To briefly outline the story that Meredith details across more than 400 pages, we begin in June 1962, when Leonard Hayflick, an ambitious young biologist in Philadelphia, USA, used tissue extracted from an aborted fetus from Sweden, to produce the cell line WI-38, which allowed the creation of vaccines against rubella and other common childhood diseases. 

Two years later, his colleague developed the vaccine that would one day wipe out home-grown rubella. This vaccine, and others made with those fetal cells, have protected more than 150 million people in the USA alone. The new cells and the method of making them also led to vaccines that have protected billions of people around the world from polio, rabies, chicken pox, measles, hepatitis A, shingles and adenovirus.

Along the way, Hayflick is dogged by controversy; reigned back by “obdurate, ultra-conservative, self-protective regulators”, accused of theft and subsequently cast out into the metaphorical scientific wilderness. 

 

Newly scared 

Parallels can be drawn with the oppressive political climate of fear 
in which he struggled and Donald Trump’s recent vaccine scepticism. In his presidential campaign he told crowds: “People that work for me, just the other day, two years old, beautiful child went to have the vaccine and came back and a week later, got a tremendous fever, got very, very sick, now is autistic.”
 
Meredith says: “I don’t think people are so much ‘still scared’ of vaccines 
as ‘newly scared’, relatively speaking. This resistance has taken hold because vaccines have done so well at eliminating the diseases they target. So we don’t see children in leg braces from polio, and we don’t (at least in wealthy countries) lose toddlers anymore to measles or pertussis. Complacency sets in, and parents don’t realise it is precisely because we continue to vaccinate that we don’t see these diseases today.” 

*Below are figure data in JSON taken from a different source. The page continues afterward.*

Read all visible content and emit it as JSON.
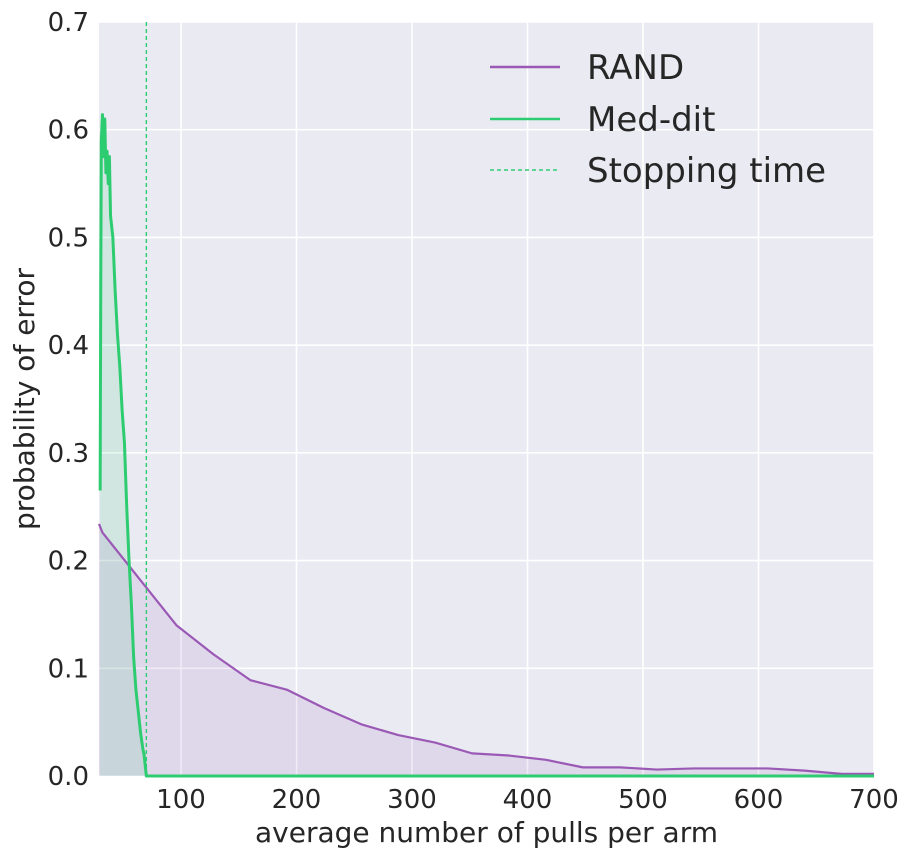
{
  "chart_data": {
    "type": "line",
    "xlabel": "average number of pulls per arm",
    "ylabel": "probability of error",
    "xlim": [
      29,
      700
    ],
    "ylim": [
      0,
      0.7
    ],
    "xticks": [
      "100",
      "200",
      "300",
      "400",
      "500",
      "600",
      "700"
    ],
    "xtick_values": [
      100,
      200,
      300,
      400,
      500,
      600,
      700
    ],
    "yticks": [
      "0.0",
      "0.1",
      "0.2",
      "0.3",
      "0.4",
      "0.5",
      "0.6",
      "0.7"
    ],
    "ytick_values": [
      0,
      0.1,
      0.2,
      0.3,
      0.4,
      0.5,
      0.6,
      0.7
    ],
    "grid": true,
    "legend_position": "top-right",
    "background_color": "#eaeaf2",
    "grid_color": "#ffffff",
    "series": [
      {
        "name": "RAND",
        "color": "#9b59b6",
        "fill": true,
        "points": [
          [
            29,
            0.234
          ],
          [
            32,
            0.226
          ],
          [
            64,
            0.183
          ],
          [
            96,
            0.14
          ],
          [
            128,
            0.113
          ],
          [
            160,
            0.089
          ],
          [
            192,
            0.08
          ],
          [
            224,
            0.063
          ],
          [
            256,
            0.048
          ],
          [
            288,
            0.038
          ],
          [
            320,
            0.031
          ],
          [
            352,
            0.021
          ],
          [
            384,
            0.019
          ],
          [
            416,
            0.015
          ],
          [
            448,
            0.008
          ],
          [
            480,
            0.008
          ],
          [
            512,
            0.006
          ],
          [
            544,
            0.007
          ],
          [
            576,
            0.007
          ],
          [
            608,
            0.007
          ],
          [
            640,
            0.005
          ],
          [
            672,
            0.002
          ],
          [
            700,
            0.002
          ]
        ]
      },
      {
        "name": "Med-dit",
        "color": "#2ecc71",
        "fill": true,
        "points": [
          [
            30,
            0.265
          ],
          [
            30.5,
            0.45
          ],
          [
            31,
            0.59
          ],
          [
            32,
            0.614
          ],
          [
            33,
            0.575
          ],
          [
            34,
            0.61
          ],
          [
            35,
            0.56
          ],
          [
            36,
            0.58
          ],
          [
            37,
            0.55
          ],
          [
            38,
            0.575
          ],
          [
            39,
            0.52
          ],
          [
            41,
            0.5
          ],
          [
            43,
            0.45
          ],
          [
            45,
            0.41
          ],
          [
            47,
            0.38
          ],
          [
            49,
            0.34
          ],
          [
            51,
            0.31
          ],
          [
            53,
            0.25
          ],
          [
            55,
            0.2
          ],
          [
            57,
            0.16
          ],
          [
            59,
            0.11
          ],
          [
            61,
            0.08
          ],
          [
            63,
            0.06
          ],
          [
            65,
            0.04
          ],
          [
            67,
            0.025
          ],
          [
            68,
            0.02
          ],
          [
            69,
            0.01
          ],
          [
            70,
            0.0
          ],
          [
            700,
            0.0
          ]
        ]
      }
    ],
    "vlines": [
      {
        "name": "Stopping time",
        "x": 70,
        "color": "#2ecc71",
        "style": "dashed"
      }
    ]
  }
}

Meredith stresses that there are risks with vaccines and that no medicine can ever be absolutely without risk. She says that the safety bar has to be “especially high” with vaccines that are put into young otherwise healthy children. 
  
“The trouble is, it’s hard to detect rare problems until a vaccine goes into tens or hundreds of thousands of people. And so, for instance, a problem with the rotavirus vaccine that was first approved in the United States in 1998 did not become evident until it was on the market.”

The vaccine caused an intestinal blockage in an estimated one in 10,000 vaccines. It was withdrawn and ultimately replaced by safer rotavirus vaccines. Meredith adds: “Close surveillance of large populations of people is critical for vaccine safety, especially with newly-introduced vaccines.”

 

Lift the curtain

As for the audience that her book will reach, Meredith hopes its combination of compelling story and scientific history, will give it a broad appeal. “I hope that all kinds of people will read my book, including scientists, politicians, healthcare providers, historians and students at all levels. But I especially hope that it will be read by ordinary people, even those with no particular interest in science, who love a good story.”  

She adds: “As to what it might achieve, I will be happy if it lifts the curtain a bit on the process of science, the importance of vaccines and the ethical shortcuts that were taken 50 and 60 years ago in human trials, so that they don’t happen again.”